Please move this post to the appropriate forum if I’ve picked the wrong one.
I’ve already spoken to a few of you about this earlier at GDC and Siggraph on how Intel can better enable game artists. This is an update to you and the rest that I haven’t had the pleasure of meeting.
Our texture compression plugin is finally ready for beta testing under its new official name, Intel® Texture Works plugin for Photoshop.
In this stage we are graciously seeking your time to test and provide feedback on the first version of the plugin in order to make sure everything works as it should, and gets better where it needs to. With your help it should become a very useful tool for us all.
Please use the GitHub Issue tracking/labeling system to log your bugs, enhancement (requests), and feedback (general impressions appreciated). Labels really help here - please use them.
Thank you
Jeffery A. Williams
Visual Computing Engineering
Software Services Group
Intel Corporation @jawilli312
We downloaded it at work… like a lot of people have mentioned the NVIDIA plugin has awful UX (and for pipeline use it’s very script-unfriendly).
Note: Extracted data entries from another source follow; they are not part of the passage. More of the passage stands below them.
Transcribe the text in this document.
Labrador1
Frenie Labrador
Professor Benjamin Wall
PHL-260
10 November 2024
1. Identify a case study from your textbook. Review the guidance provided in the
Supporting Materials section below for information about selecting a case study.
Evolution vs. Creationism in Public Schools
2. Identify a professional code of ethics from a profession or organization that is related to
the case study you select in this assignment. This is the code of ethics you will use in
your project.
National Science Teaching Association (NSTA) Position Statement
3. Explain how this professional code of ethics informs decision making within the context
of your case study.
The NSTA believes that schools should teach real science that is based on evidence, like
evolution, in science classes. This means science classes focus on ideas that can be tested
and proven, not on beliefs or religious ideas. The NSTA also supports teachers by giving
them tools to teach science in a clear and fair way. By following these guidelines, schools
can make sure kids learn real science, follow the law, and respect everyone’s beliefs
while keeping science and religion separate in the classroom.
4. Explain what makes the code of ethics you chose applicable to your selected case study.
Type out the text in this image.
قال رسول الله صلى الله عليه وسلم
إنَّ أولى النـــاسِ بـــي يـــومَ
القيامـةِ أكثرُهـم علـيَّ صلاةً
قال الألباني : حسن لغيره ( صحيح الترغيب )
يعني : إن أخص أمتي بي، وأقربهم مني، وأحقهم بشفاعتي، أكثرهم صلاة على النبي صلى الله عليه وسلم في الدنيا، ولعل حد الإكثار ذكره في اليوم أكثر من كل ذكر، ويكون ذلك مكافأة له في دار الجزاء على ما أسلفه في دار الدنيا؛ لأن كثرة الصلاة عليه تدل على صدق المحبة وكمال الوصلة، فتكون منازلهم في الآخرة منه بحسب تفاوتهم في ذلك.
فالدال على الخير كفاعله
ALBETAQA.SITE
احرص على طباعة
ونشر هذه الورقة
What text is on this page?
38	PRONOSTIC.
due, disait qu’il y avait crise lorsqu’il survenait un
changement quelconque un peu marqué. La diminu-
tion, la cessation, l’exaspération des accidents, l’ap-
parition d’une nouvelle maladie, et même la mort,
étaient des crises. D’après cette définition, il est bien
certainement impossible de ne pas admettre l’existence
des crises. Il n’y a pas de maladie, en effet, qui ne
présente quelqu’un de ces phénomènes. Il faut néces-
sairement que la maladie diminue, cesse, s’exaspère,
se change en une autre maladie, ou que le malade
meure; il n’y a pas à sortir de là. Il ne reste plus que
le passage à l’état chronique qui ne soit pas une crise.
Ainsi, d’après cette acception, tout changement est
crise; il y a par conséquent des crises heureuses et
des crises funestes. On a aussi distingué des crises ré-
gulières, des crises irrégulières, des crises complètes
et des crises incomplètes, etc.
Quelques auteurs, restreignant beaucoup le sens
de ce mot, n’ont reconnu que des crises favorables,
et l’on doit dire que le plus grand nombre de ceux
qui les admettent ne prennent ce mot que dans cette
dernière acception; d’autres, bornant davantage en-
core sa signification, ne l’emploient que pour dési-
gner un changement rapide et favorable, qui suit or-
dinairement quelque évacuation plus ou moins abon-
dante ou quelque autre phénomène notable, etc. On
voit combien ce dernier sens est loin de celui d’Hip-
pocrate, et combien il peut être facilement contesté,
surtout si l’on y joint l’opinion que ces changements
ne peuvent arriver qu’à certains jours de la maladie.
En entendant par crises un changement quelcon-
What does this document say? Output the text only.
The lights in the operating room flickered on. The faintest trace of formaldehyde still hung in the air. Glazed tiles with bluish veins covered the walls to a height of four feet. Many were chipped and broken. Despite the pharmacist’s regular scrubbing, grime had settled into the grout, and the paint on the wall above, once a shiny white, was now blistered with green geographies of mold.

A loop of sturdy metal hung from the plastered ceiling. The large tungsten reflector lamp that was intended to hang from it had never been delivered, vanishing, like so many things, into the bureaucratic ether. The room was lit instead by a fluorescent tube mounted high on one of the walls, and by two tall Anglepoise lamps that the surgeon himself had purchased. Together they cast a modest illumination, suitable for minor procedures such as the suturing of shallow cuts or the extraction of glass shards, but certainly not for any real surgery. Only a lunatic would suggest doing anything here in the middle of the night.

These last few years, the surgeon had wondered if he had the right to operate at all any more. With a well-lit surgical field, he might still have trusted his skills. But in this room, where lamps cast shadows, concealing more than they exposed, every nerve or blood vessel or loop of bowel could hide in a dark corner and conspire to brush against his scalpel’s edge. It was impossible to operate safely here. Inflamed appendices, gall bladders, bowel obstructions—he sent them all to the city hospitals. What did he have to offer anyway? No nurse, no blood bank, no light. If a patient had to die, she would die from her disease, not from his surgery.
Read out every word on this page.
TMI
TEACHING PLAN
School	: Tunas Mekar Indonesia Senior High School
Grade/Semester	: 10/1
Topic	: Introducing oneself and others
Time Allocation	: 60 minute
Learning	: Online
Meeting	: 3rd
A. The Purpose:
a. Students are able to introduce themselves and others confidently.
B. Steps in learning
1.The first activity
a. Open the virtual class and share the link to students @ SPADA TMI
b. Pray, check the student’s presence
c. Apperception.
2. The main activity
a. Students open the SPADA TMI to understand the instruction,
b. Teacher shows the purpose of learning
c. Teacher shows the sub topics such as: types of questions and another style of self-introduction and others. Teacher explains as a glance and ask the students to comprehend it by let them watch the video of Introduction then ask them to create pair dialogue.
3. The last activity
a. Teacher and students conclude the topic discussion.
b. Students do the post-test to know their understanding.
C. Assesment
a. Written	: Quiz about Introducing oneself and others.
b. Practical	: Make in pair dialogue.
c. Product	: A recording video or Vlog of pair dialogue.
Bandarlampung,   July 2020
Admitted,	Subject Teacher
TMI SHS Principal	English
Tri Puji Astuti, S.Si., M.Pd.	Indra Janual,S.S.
FWIW our pipeline uses uncompressed DDS as an intermediate format but the guy who tested it for me claims that ‘uncompressed’ files coming from the plugin isn’t being processed correctly - I haven’t debugged it myself yet but it would be good to make sure that exporting a minimal uncompressed DDS that’s compatible with older DX’s as a baseline works
[QUOTE=Theodox;29104]I really like the mips-as-layers view - much easier to manage than the NVidia cube layout - but it’s very hard to work with in files with alpha.[/QUOTE]
Thanks Theo,
When/If you get a chance, please post this and elaborate on the difficulty at the GitHub Issues Page. We’re trying to consolidate all input there.